It can find you well enough
All sorts of icky acidy goodness filling my stomach.
I’m tired of my job. I mean, I love my job. I’m tired of never working. I haven’t worked since the third of April. That’s sixteen days, and only three of those days I’m unable to work. Okay, Five, if you count tuesdays.
ALL THE SAME. I have a paycheck i’m getting now that is going to be nothing. as in NO money. I feel like pulling my hair out. I hate not working. I hate not having a job, i feel useless and like I’m a mooch. No one ever says it to me, but I do. I feel like a mooch and I”m feeding off of other people. Especially Scott. I feel like I’m really coasting off of his paycheck, and i know it puts a lot of stress on him. Or at least I feel like I put a lot of stress on him. I’m exhausted from feeling like i’m living in two places.
and helpless and insane. I don’t know how to do anything. I don’t know how to pick out a good apartment, I don’t know how to cook very well. i apparently can’t write (according to my teacher) I like to vaccum in skirts, and I bite the skin on the inside of my cheeks. I don’t own a car, I wish I did. I dont’ know how to do anything well enough to make a job of it, with the psycho exception of the alphabet. I know the alphabet, and I know it well enough to be paid an amazingly low amount to put disgusting germy games back in order for four hours a week. No one cares.
and I just sit back and let bad things, like this damn work insanity, happen to me because i have this brain impairment that makes me think “I deserve bad things that happen to me” I dont’ know where it came from. I don’t know why i have it. I just do.
and i feel like my brain is slowly leaking out my ears thanks to everywhere my mind has to be at once. School, and work and wedding plans, after wedding plans…. work and the like. New job, apartment (which i know nothing about finding a good apartment) I’m starting to just … ooze stress.
I was thinking about this quote last night. Scott was saying that he wished that people were more rational about things. It made me think of this: “Passion. It lies in all of us. Sleeping… …waiting… And though unwanted… …unbidden… it will stir…open its jaws, and howl. It speaks to us… guides us… Passion rules us all. And we obey. What other choice do we have? Passion is the source of our finest moments. The joy of love… the clarity of hatred… and the ecstasy of grief.It hurts sometimes more than we can bear. If we could live without passion, maybe we’d know some kind of peace. But we would be hollow. Empty rooms, shuttered and dank… Without passion, we’d be truly dead.”

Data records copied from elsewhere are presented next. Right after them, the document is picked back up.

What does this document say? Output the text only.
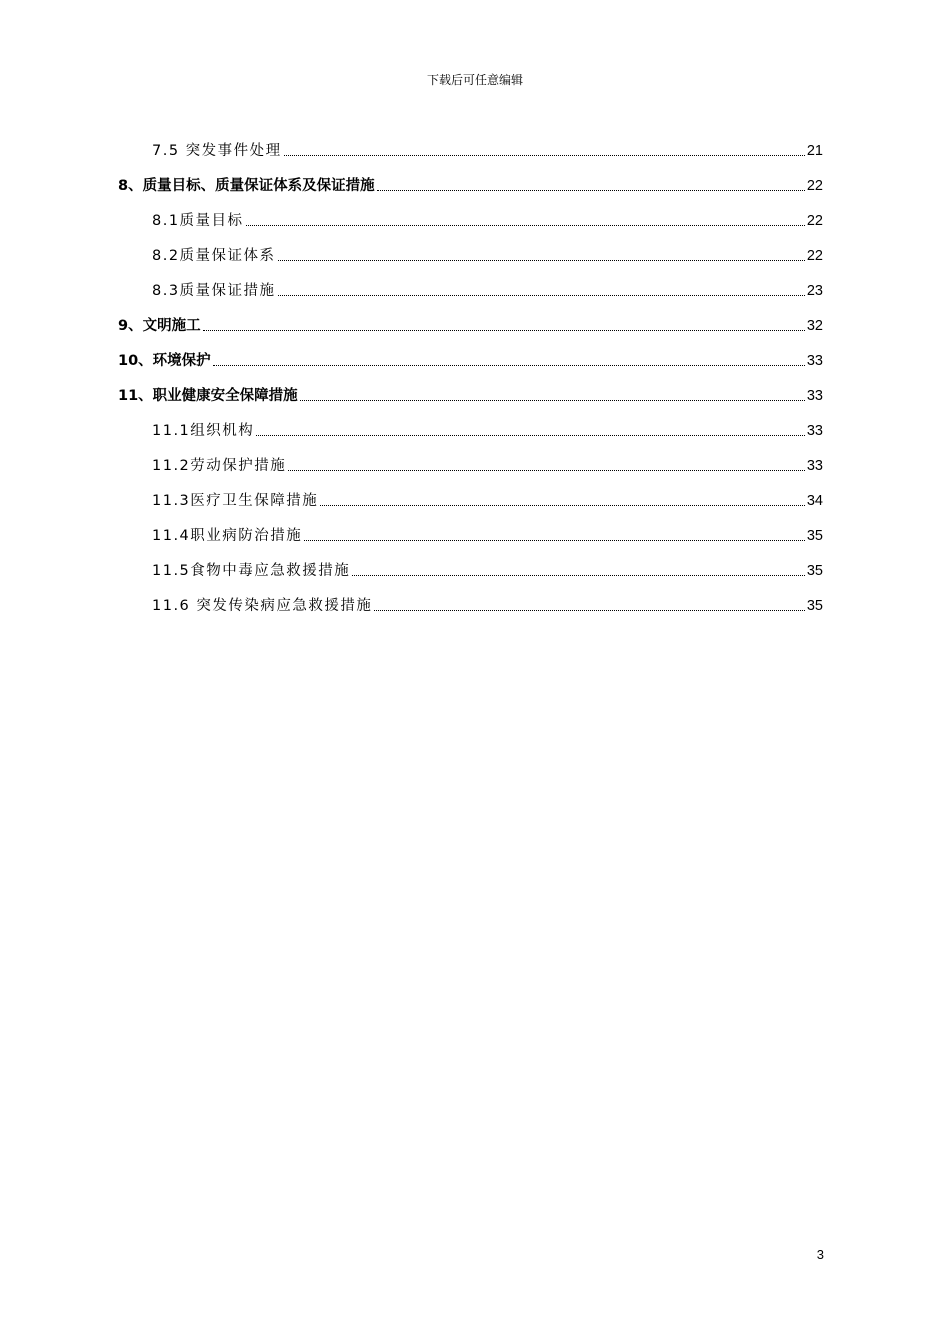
下载后可任意编辑
7.5 突发事件处理	21
8、质量目标、质量保证体系及保证措施	22
8.1质量目标	22
8.2质量保证体系	22
8.3质量保证措施	23
9、文明施工	32
10、环境保护	33
11、职业健康安全保障措施	33
11.1组织机构	33
11.2劳动保护措施	33
11.3医疗卫生保障措施	34
11.4职业病防治措施	35
11.5食物中毒应急救援措施	35
11.6 突发传染病应急救援措施	35
3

I believe it. I believe that the opposite of love isn’t hate, it’s indifference. Indifference, the lack of passion, is what kills everyone. It’s what makes the rejected weep and neglected children exist. I always used to think that if my Dad hit me, at least i’d know how he felt about me. (not that he ever did, i’m just saying) the not knowing… that’s what kills you. The wondering if it’s true. Floundering between one place and another. Not knowing how someone feels, and then finding that person feels nothing, not good nor bad…. not evoking any sort of emotion in a person can kill you.
Passion: intense, driving, or overmastering feeling or conviction
How can you live without it? I’m not saying you should let your passions rule you (too many people do, thus the STD out break-y non-goodness.) Let them fill you. And show restraint. I’m definitely not saying “Go out and be tempted on purpose! WHEE!” That’d just be stupid. No… Live. Be free. Feel emotions. Be angry when you’re angry, and be sad when you’re sad, and show it when you’re happy. Live in the moment of what you’re feeling. Love it.